5話 親切おにいさんはいそいで宿を飛び出しましたとさ
魔工具。魔工技師にとっての命。もちろん、カインにとっても。
バリィ達にとっては価値のないものであったようだが。
彼女の翠玉色の瞳に見覚えがあった。カインの鍵盤に浮かぶ魔字にそっくりなのだ。
それが何故、人の姿をしているのか。助けたってどういうことか。聞きたいことは山ほどある。
しかし、それをゆっくり聞いている暇はない。
「とにかく! 一旦行ってくるからそれまでは待ってて! お願いだから!」
「お願い……」
「お願い!」
「かしこまりました。うれしいです」
「……!」
無表情な彼女ではあったが、なんだろうか、うきうきといえばいいのか、ふんわりとした雰囲気が身体から溢れていた。
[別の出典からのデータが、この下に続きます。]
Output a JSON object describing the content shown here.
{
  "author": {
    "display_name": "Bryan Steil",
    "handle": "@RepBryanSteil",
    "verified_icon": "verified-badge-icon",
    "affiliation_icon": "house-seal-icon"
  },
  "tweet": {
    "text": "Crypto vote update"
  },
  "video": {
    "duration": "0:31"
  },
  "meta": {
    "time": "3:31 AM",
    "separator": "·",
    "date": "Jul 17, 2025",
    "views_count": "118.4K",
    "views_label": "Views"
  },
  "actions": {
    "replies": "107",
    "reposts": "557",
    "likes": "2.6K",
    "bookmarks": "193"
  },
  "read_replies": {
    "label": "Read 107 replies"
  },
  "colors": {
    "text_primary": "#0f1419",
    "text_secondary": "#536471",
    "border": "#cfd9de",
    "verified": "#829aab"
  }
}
ずっとその様を見ていたい気持ちだったが、そうもいかない。
カインは部屋の扉に手をかけ、彼女に声を掛けようとすると。
「忘れないでください。あなたはすごい人です。わたしは知っています。胸をおはりください」
相変わらず、彼女の翠玉色の瞳にははっきりとカインが映っている。
すこしばかり、自分を取り戻したカインが。
「ありがとう!」
カインは魔防布を持って、領主の屋敷へと駆け出した。